Stanley Johnson drinks some tasty cocktails at the launch of the new range of masterclasses at Black Dog NWS
When they first asked me if I wanted to attend the VIP launch of the new cocktail masterclasses at Black Dog NWS, I hesitated. I asked myself: Am I qualified to review such an event? True, I like drinking cocktails. Then I remembered that I used to work behind the bar of a well-known sports ground that pretty much only sold cold Stella or warm Greene King IPA. So, technically, I am an ex-professional barman. I even made a shandy one time, which I’m pretty sure counts as a cocktail.
It turns out that the Black Dog cocktail ‘masterclasses’ aren’t exclusive gatherings for master mixologists, but actually events that punters, of any level of experience, can book for birthday parties, dates, hen nights etc. What could be more fun than a couple of hours of messing around behind a bar making tasty drinks and then drinking them? So, I accepted.
Arriving at Black Dog for the launch event, things got off to a great start with a welcome Bellini. Our hosts explained that the classes come in three themes: ‘Studio 54’, ‘Boardwalk’, and ‘Poco Loco’, each with its own selection of drinks and featuring a mix of classics and more unusual concoctions. There were demonstrations of each theme running simultaneously.

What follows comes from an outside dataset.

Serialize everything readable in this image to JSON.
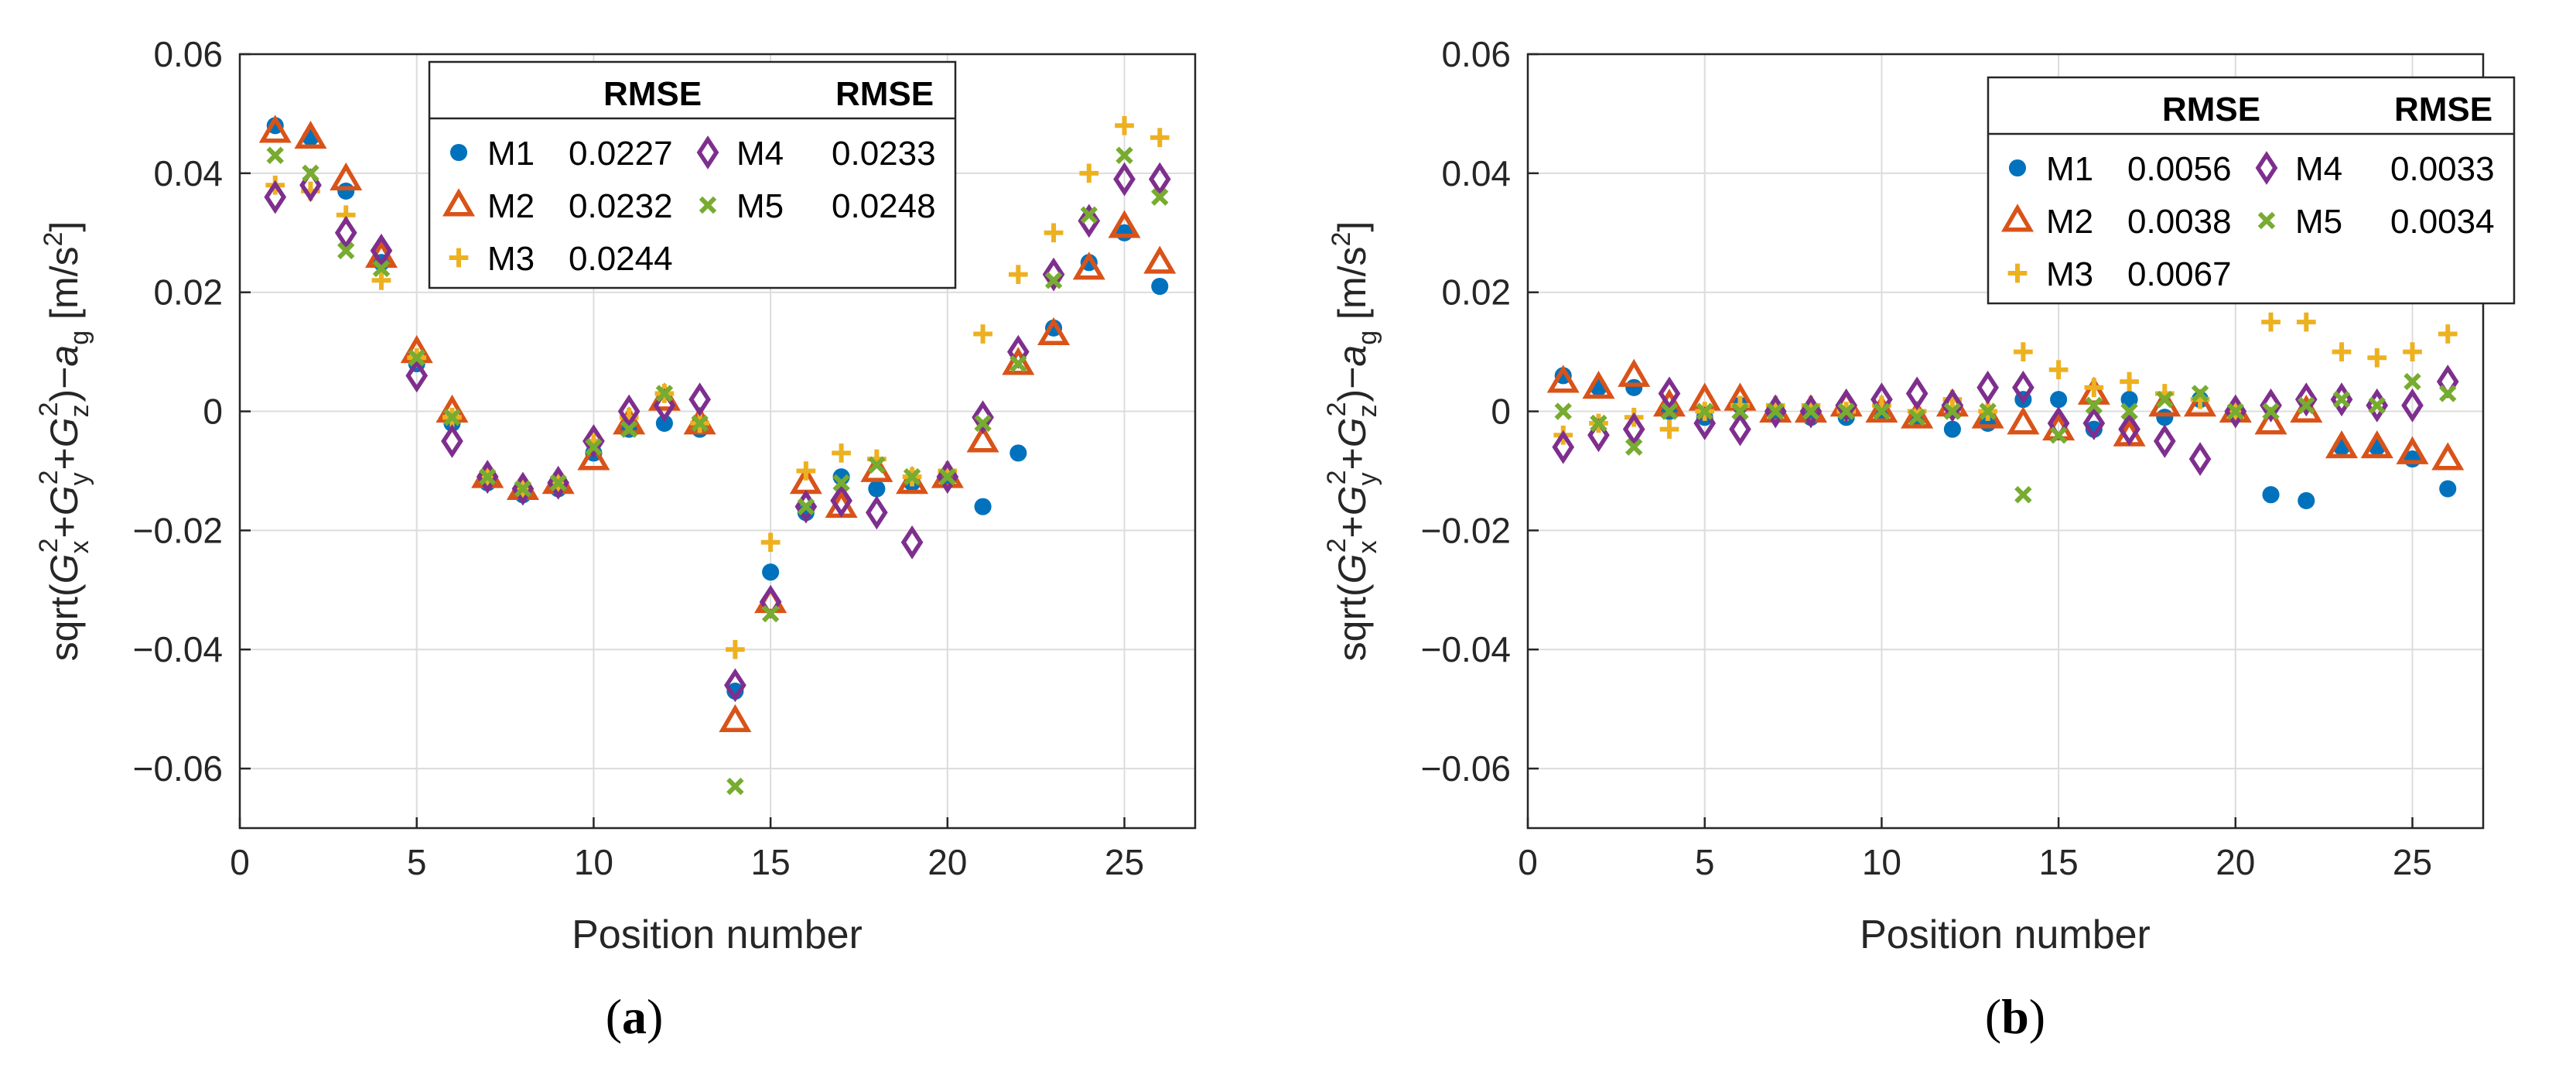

We grabbed a stool at the bar where the ‘Studio 54’ masterclass was being showcased. The class is named after the legendary late ’70s New York nightclub where Rick James once punched Eddie Murphy’s brother in the head. Accordingly, the theme has a retro New York flavour. After watching a couple of Espresso Martinis and Manhattans being made, it was my turn behind the bar. I chose to make a New York Sour, which I’m told was actually invented in Chicago. The barman talked me through the process: a couple of shots of bourbon, some sugar syrup, lemon juice, and bitters all shaken twice, both with and without ice. So far, that’s a pretty standard Whisky Sour. What makes it a New York Sour is a glug of red wine. The resultant drink, garnished with a slice of lemon, was very good. You might have heard that you aren’t supposed to mix the grape and the grain, but the combination of whisky and wine makes for a delicious combination of sourness, sweetness, and astringency.
Next, like some kind of moth, I found myself drawn to the flickering flames on the other side of the room. This turned out be the demonstration of ‘Poco Loco’, a ‘south of the border’ themed class (that’s Mexico, not Stockport). While waiting to make a drink, I sipped on a Hurricane: a fruity rum drink that looked like a caricature of a cocktail sipped on a tropical beach. It even had a giant straw and a big slice of pineapple in. When my turn came, I went for a Flaming Tequila Sunrise. Following instructions, I layered grenadine, orange juice, and chucked in some syrup and tequila. The fun bit came last, with the ignition of a sugar cube placed on half a lime and soaked in Wray and Nephew overproof rum (63% ABV!). The floating, flaming garnish looked awesome. Sensibly, the safety-conscious barman recommended extinguishing before attempting to drink.
Determined to leave no stone unturned in my quest to drink more cocktails, I headed round the corner to check out ‘the Boardwalk’. This class is supposed to hark back to that time when the USA decided to ban booze but people kept drinking anyway, also known as Prohibition. The cocktails here are strong and old school but with a classy feel. I made a New Orleans Sazerac, a short drink a little like a Negroni and consisting of a potent mixture of Absinthe, syrup, rye whiskey, and bitters, and served over cubed ice.
After this, we convinced our barman Josh to go off piste and to make us a cocktail of his own creation. He made us a remix of a classic Italian cocktail in the form of the ‘Obi Wan Negroni’, which he had dreamt up in honour of the release of the new Star Wars film. I don’t even like Star Wars, but I know a good pun when I see one. The drink was bloody good, too.
Not only are Black Dog’s barfolk helpful and friendly, they clearly know their drinks and how to mix them, even beyond the confines of their masterclass menus. Black Dog’s masterclasses are £25 per head, which makes it a bit more expensive than a trip to JD Wetherspoon. However, good cocktails always cost a bit more, and at Black Dog NWS you have the added bonus of getting behind the bar and learning about the drinks in the process.
One word of warning: if you ask your housemate where ‘Black Dog NWS’ is and he says, ‘Northern Quarter’, ignore him. It’s on New Wakefield Street, near Oxford Road Station. If, like I did, you take this advice, you might find yourself steaming across Manchester so that you don’t miss your cocktail class. On the other hand, arriving out of breath after a 20-minute power walk is a good way to work up a thirst.